O embaixador Sérgio Florêncio lembra-se bem da manhã do dia 11 de setembro de 2001. Então funcionário da Secretaria de Comunicação do governo do presidente Fernando Henrique Cardoso, o diplomata contou que, no Palácio do Planalto, as pessoas chegaram a pensar que o impacto do segundo avião na Torre Norte do World Trade Center era uma reprise do primeiro atentado, ocorrido minutos antes.
“Foi uma grande confusão naquele dia. Tinha gente que dizia: é videotape do atentado. Afinal, houve um atentado quase que imediatamente parecido ao anterior. Outros diziam que era verdade, ao vivo. Ninguém poderia acreditar naquilo. Realmente foi muito marcante”, comentou em sua participação no programa Mapa Mundi, da BandNews TV.
Na avaliação de Florêncio, a reação norte-americana aos atentados de 11 de setembro de 2001 foi “talvez um dos maiores erros de sua história política recente”.
“Transformar a resposta a esse atentado como o eixo central da política americana, com a chamada Guerra ao Terror, foi o grande erro da política externa dos EUA, que gerou muitas consequências”, afirmou o diplomata.
Sérgio Florêncio era diplomata em Teerã em 1979 e testemunhou a Revolução Iraniana. Acompanhou de perto também a invasão soviética do Afeganistão e o rompimento das relações entre Brasil e Afeganistão no mesmo ano.
Florêncio lembra que o atentado de 11 de setembro de 2001 nos EUA e a invasão do Afeganistão seriam os dois acontecimentos mais marcantes na política externa dos EUA nos anos recentes. “É aquilo que podemos chamar de dois pontos de inflexão no curso da história e da geopolítica mundial”, disse.
“O atentado marcou uma grande mudança de rumo da política externa norte-americana. Na verdade, o [ex-presidente George W.] Bush foi eleito com uma plataforma de governo mais armamentista, o que contrastava muito com o [ex-presidente Bill] Clinton, que foi o presidente da conciliação e da globalização, de um tempo em que os Estados Unidos não se afirmavam pelas armas, mas pelo êxitos, pelos benefícios gerados pela globalização econômica”, explica o embaixador.
Vídeo: o testemunho de quem sobreviveu ao atentado
Além da plataforma armamentista de Bush, o diplomata acredita que reação dos EUA foi, de certa forma, algo natural.
“Foi uma agressão monumental aos Estados Unidos, um atentado em território americano com 3 mil mortos.

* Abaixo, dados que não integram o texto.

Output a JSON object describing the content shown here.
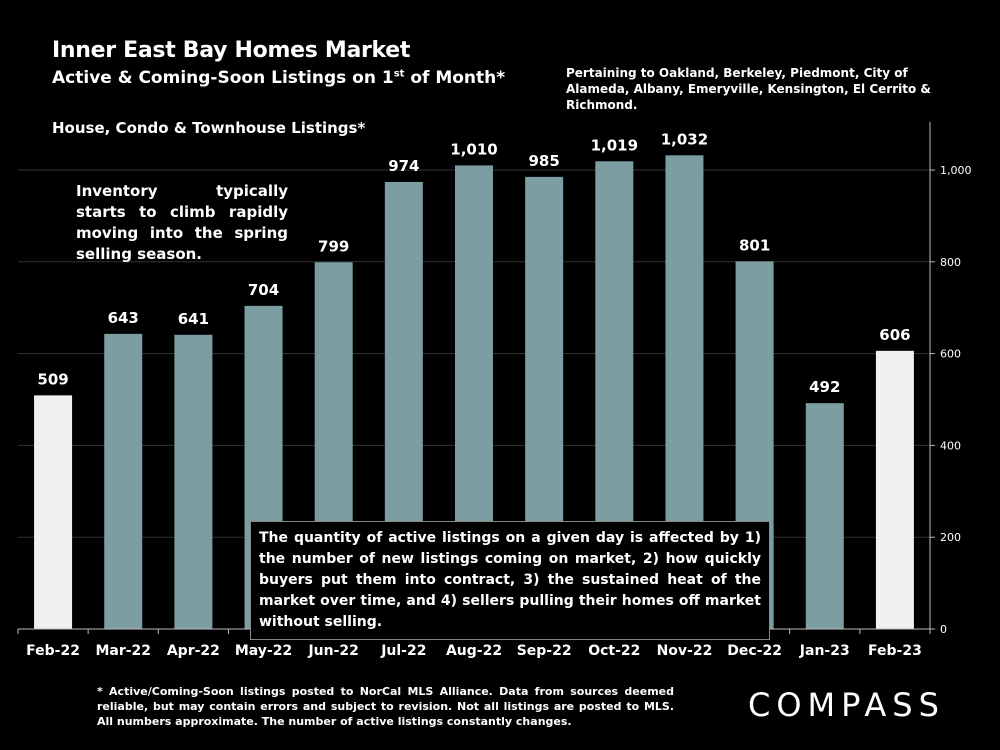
{
  "header": {
    "title": "Inner East Bay Homes Market",
    "subtitle_prefix": "Active & Coming-Soon Listings on 1",
    "subtitle_sup": "st",
    "subtitle_suffix": " of Month*",
    "pertaining": "Pertaining to Oakland, Berkeley, Piedmont, City of Alameda, Albany, Emeryville, Kensington, El Cerrito & Richmond."
  },
  "chart_subtitle": "House, Condo & Townhouse Listings*",
  "annotations": {
    "spring": "Inventory typically starts to climb rapidly moving into the spring selling season.",
    "box": "The quantity of active listings on a given day is affected by 1) the number of new listings coming on market, 2) how quickly buyers put them into contract, 3) the sustained heat of the market over time, and 4) sellers pulling their homes off market without selling."
  },
  "footnote": "* Active/Coming-Soon listings posted to NorCal MLS Alliance. Data from sources deemed reliable, but may contain errors and subject to revision. Not all listings are posted to MLS. All numbers approximate. The number of active listings constantly changes.",
  "brand": {
    "logo_text": "COMPASS"
  },
  "colors": {
    "background": "#000000",
    "bar": "#7c9ea3",
    "highlight_bar": "#f0f0f0",
    "gridline": "#333333"
  },
  "chart_data": {
    "type": "bar",
    "title": "Active & Coming-Soon Listings on 1st of Month",
    "categories": [
      "Feb-22",
      "Mar-22",
      "Apr-22",
      "May-22",
      "Jun-22",
      "Jul-22",
      "Aug-22",
      "Sep-22",
      "Oct-22",
      "Nov-22",
      "Dec-22",
      "Jan-23",
      "Feb-23"
    ],
    "values": [
      509,
      643,
      641,
      704,
      799,
      974,
      1010,
      985,
      1019,
      1032,
      801,
      492,
      606
    ],
    "value_labels": [
      "509",
      "643",
      "641",
      "704",
      "799",
      "974",
      "1,010",
      "985",
      "1,019",
      "1,032",
      "801",
      "492",
      "606"
    ],
    "highlight": [
      true,
      false,
      false,
      false,
      false,
      false,
      false,
      false,
      false,
      false,
      false,
      false,
      true
    ],
    "ylim": [
      0,
      1100
    ],
    "yticks": [
      0,
      200,
      400,
      600,
      800,
      1000
    ],
    "ytick_labels": [
      "0",
      "200",
      "400",
      "600",
      "800",
      "1,000"
    ],
    "y_axis_side": "right",
    "grid": true,
    "xlabel": "",
    "ylabel": ""
  }
}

Os americanos têm essa ideia de que eles participaram das duas grandes Guerras Mundiais, participaram da Guerra da Coreia, de diversas intervenções [militares]. Mas todas fora de solo americano. Então o 11 de setembro foi interpretado como uma afronta transcendental ao país e, portanto, precisava uma resposta forte.”
O diplomata avalia também que a Guerra ao Terror, com a invasão do Afeganistão, trouxe consequências desastrosas. "Na verdade, o atentado às Torres Gêmeas gerou uma coisa tão desastrosa para o mundo, sobretudo para o Oriente Médio, e muito desastrosa para a política norte-americana que foi invasão do Iraque em 2003”.
“Bush, com esse delírio de transformar a Guerra ao Terror no eixo central da política norte-americana, gerou a ideia de que os Estados Unidos precisavam dominar todas as áreas de instabilidade do Oriente Médio. E aí os EUA invadem o Iraque alegando a existência de armas destruição de massa que nunca existiram”, lembra Florêncio.
Vídeo: os impactos da Guerra ao Terror contra o Oriente Médio
42 anos de conflitos no Afeganistão
Para o embaixador, o 11 de Setembro e a invasão do Afeganistão em busca do líder da Al-Qaeda, Osama bin Laden, não podem ser analisados de forma isolada.
“É preciso recuar um pouco no tempo para entender o sentido de tudo isso. Em dezembro de 1979, a União Soviética invadiu o Afeganistão. A retirada ocorre praticamente uma década depois, com a queda do muro de Berlim e o desmembramento da União Soviética em 1991. E aí vem uma guerra civil no Afeganistão, que faz com que grupos mujahedin e do Talibã, que é criado em 1994 durante essa guerra civil, se consolidassem. Em 1996, o Talibã assume o poder e ficaram no comando até pouco depois do atentado às Torres Gêmeas, caindo com a invasão dos EUA”, explica.
“Então, na verdade, são 42 anos de um país em guerra. É uma das guerras mais longas da história da humanidade”, diz.